Friday, October 22, 2010

Out of Network

I've always been uncomfortable with networking. This probably comes from my overall dislike for talking on the phone and the feeling that I'm usually bothering others. At this juncture, I really have no choice but to grow a pair and network.

Last week, In Transition Working Girl posted about her best kept secret - networking. She offered excellent advice for reaching out to the people in your network.

Like In Transition Working Girl, someone gave me the advice to start networking when I was in college - my dad. When I began looking for jobs in media and publishing at the end of my senior year of college, my dad sent me dozens and dozens of his contacts to reach out.
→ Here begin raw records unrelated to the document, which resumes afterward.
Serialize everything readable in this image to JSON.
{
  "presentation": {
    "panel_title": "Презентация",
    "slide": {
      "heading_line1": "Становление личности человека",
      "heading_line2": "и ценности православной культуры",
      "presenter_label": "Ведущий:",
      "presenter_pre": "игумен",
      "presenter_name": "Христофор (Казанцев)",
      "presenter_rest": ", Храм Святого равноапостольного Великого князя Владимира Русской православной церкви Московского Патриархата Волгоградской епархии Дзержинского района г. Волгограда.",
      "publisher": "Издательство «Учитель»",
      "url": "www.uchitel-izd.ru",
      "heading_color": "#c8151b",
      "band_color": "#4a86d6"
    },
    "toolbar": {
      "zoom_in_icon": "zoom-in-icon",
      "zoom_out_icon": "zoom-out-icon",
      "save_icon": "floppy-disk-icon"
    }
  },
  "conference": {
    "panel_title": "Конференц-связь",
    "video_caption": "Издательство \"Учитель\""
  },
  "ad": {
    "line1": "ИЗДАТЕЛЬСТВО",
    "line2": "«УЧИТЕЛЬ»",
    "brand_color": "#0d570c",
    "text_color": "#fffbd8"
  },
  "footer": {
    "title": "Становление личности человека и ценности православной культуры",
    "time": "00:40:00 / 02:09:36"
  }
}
First, he broke the ice for me and emailed these people, letting them know they would be hearing from me. Next, I had to follow-up. I emailed them all subject "Introduction to Working Girl One," a brief description of what I was looking for in terms of a job and asked if they had any advice, openings or time for an information interview. Several people got back to me and I learned a lot at the time. And that Working Girls, was the last time I really networked.
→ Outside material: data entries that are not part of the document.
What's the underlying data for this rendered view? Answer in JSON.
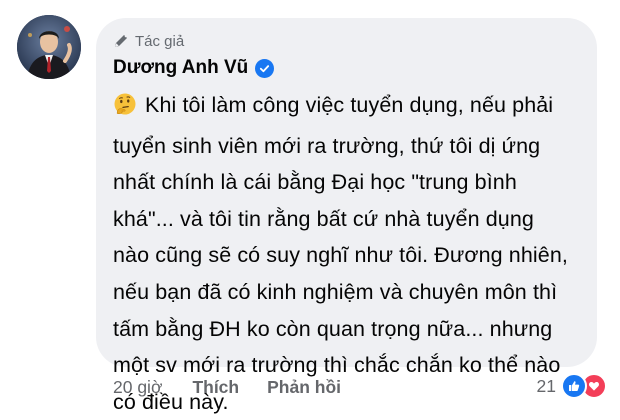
{
  "author": {
    "badge_label": "Tác giả",
    "name": "Dương Anh Vũ",
    "badge_icon": "pen-icon",
    "verified_icon": "verified-check-icon"
  },
  "comment": {
    "emoji_icon": "thinking-face-emoji",
    "lines": [
      "Khi tôi làm công việc tuyển dụng, nếu phải",
      "tuyển sinh viên mới ra trường, thứ tôi dị ứng",
      "nhất chính là cái bằng Đại học \"trung bình",
      "khá\"... và tôi tin rằng bất cứ nhà tuyển dụng",
      "nào cũng sẽ có suy nghĩ như tôi. Đương nhiên,",
      "nếu bạn đã có kinh nghiệm và chuyên môn thì",
      "tấm bằng ĐH ko còn quan trọng nữa... nhưng",
      "một sv mới ra trường thì chắc chắn ko thể nào",
      "có điều này."
    ]
  },
  "actions": {
    "time": "20 giờ",
    "like_label": "Thích",
    "reply_label": "Phản hồi"
  },
  "reactions": {
    "count": "21",
    "icons": [
      "like-reaction-icon",
      "love-reaction-icon"
    ]
  },
  "colors": {
    "bubble": "#eff0f3",
    "muted_text": "#65676b",
    "like_blue": "#1877f2",
    "love_red": "#f33e58"
  }
}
As I look for a new job, I'm finding I need to work on my networking. I have friends and old co-workers who are already looking out for me. They are checking in on my search, letting me know if anything is opening up at their companies, sending my resume to their HR contacts, etc. I didn't have to do much to enlist their help because they all offered it the moment they heard about my job loss.

While their help is great (I couldn't ask for better friends), I have to do more in this job market. I've got my list of contacts that In Transition Working Girl talked about but I'm stuck on the next step - reaching out to them. Here is why. If I call, am I bothering them, what should I say? If I email, how to do I explain my situation? Do they already know? I haven't spoken to them in months, should I feel bad about reaching out now that I need something? What exactly am I asking for - a job, advice, a recommendation?
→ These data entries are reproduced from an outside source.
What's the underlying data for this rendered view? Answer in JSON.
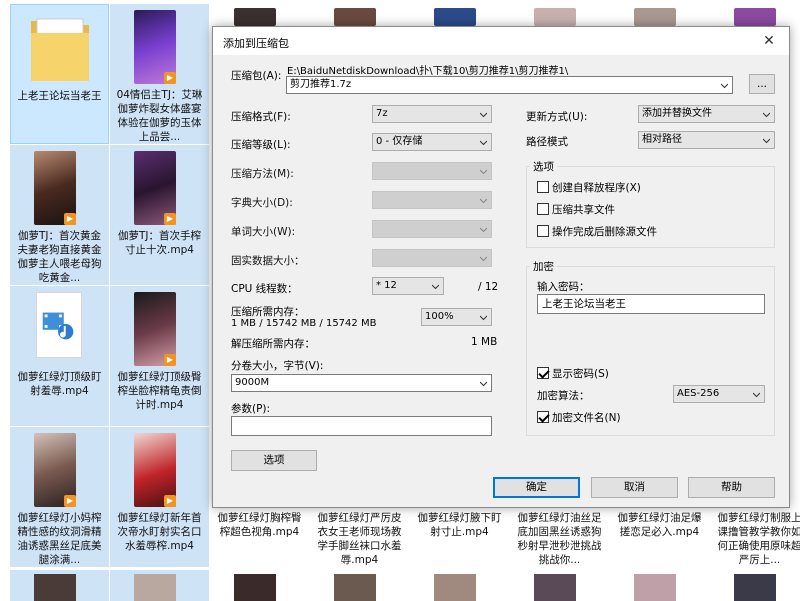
{
  "explorer": {
    "tiles": [
      {
        "caption": "上老王论坛当老王",
        "kind": "folder"
      },
      {
        "caption": "04情侣主TJ：艾琳伽萝炸裂女体盛宴体验在伽萝的玉体上品尝...",
        "kind": "video"
      },
      {
        "caption": "伽萝TJ：首次黄金夫妻老狗直接黄金伽萝主人喂老母狗吃黄金...",
        "kind": "video"
      },
      {
        "caption": "伽萝TJ：首次手榨寸止十次.mp4",
        "kind": "video"
      },
      {
        "caption": "伽萝红绿灯顶级盯射羞辱.mp4",
        "kind": "file"
      },
      {
        "caption": "伽萝红绿灯顶级臀榨坐脸榨精龟责倒计时.mp4",
        "kind": "video"
      },
      {
        "caption": "伽萝红绿灯小妈榨精性感的纹洞滑精油诱惑黑丝足底美腿涂满...",
        "kind": "video"
      },
      {
        "caption": "伽萝红绿灯新年首次帝水盯射实名口水羞辱榨.mp4",
        "kind": "video"
      },
      {
        "caption": "伽萝红绿灯胸榨臀榨超色视角.mp4",
        "kind": "video"
      },
      {
        "caption": "伽萝红绿灯严厉皮衣女王老师现场教学手脚丝袜口水羞辱.mp4",
        "kind": "video"
      },
      {
        "caption": "伽萝红绿灯腋下盯射寸止.mp4",
        "kind": "video"
      },
      {
        "caption": "伽萝红绿灯油丝足底加固黑丝诱惑狗秒射早泄秒泄挑战挑战你...",
        "kind": "video"
      },
      {
        "caption": "伽萝红绿灯油足爆搓恋足必入.mp4",
        "kind": "video"
      },
      {
        "caption": "伽萝红绿灯制服上课撸管教学教你如何正确使用原味超严厉上...",
        "kind": "video"
      }
    ]
  },
  "dialog": {
    "title": "添加到压缩包",
    "close_glyph": "✕",
    "archive_label": "压缩包(A):",
    "archive_path": "E:\\BaiduNetdiskDownload\\扑\\下载10\\剪刀推荐1\\剪刀推荐1\\",
    "archive_name": "剪刀推荐1.7z",
    "browse_label": "...",
    "format_label": "压缩格式(F):",
    "format_value": "7z",
    "level_label": "压缩等级(L):",
    "level_value": "0 - 仅存储",
    "method_label": "压缩方法(M):",
    "dict_label": "字典大小(D):",
    "word_label": "单词大小(W):",
    "solid_label": "固实数据大小：",
    "cpu_label": "CPU 线程数：",
    "cpu_value": "* 12",
    "cpu_max": "/ 12",
    "mem_comp_label": "压缩所需内存：",
    "mem_comp_value": "1 MB / 15742 MB / 15742 MB",
    "mem_percent": "100%",
    "mem_decomp_label": "解压缩所需内存：",
    "mem_decomp_value": "1 MB",
    "split_label": "分卷大小，字节(V):",
    "split_value": "9000M",
    "params_label": "参数(P):",
    "params_value": "",
    "options_btn": "选项",
    "update_label": "更新方式(U):",
    "update_value": "添加并替换文件",
    "pathmode_label": "路径模式",
    "pathmode_value": "相对路径",
    "options_group": "选项",
    "opt_sfx": "创建自释放程序(X)",
    "opt_shared": "压缩共享文件",
    "opt_delete": "操作完成后删除源文件",
    "enc_group": "加密",
    "pwd_label": "输入密码：",
    "pwd_value": "上老王论坛当老王",
    "show_pwd": "显示密码(S)",
    "enc_method_label": "加密算法：",
    "enc_method_value": "AES-256",
    "enc_names": "加密文件名(N)",
    "ok": "确定",
    "cancel": "取消",
    "help": "帮助"
  }
}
I was often annoyed and didn't have the time when people reached out to me at my old job (definitely won't feel that way next time someone reaches out to me). So I guess I'll start with reaching out to the people I'm most comfortable with and figure out what I'm asking of them. Once I reach out, I'll definitely be using some of In Transition Working Girl's tips. Wish me luck!

3 comments:

Nicole said...

Ugh!! I hate the phone too, so I fully understand the dislike for networking. NOT fun.

Guilty of Gossip said...

Yeah- i am with you- its hard, you feel like every person you meet you are trying to work an angle with to find a new or better job- but i've actually had a few successful networking moments which have provided me with some great opportunities!

Amy said...

I hate networking too! And the phone! In all situations... The nice thing about networking now is that you can do it online - through sites or e-mail, which is less awkward and intrusive than the phone, IMO. I would just send a short e-mail mentioning to keep you in mind if anyone hears of any openings - leave it open to the person whether they have the time to help.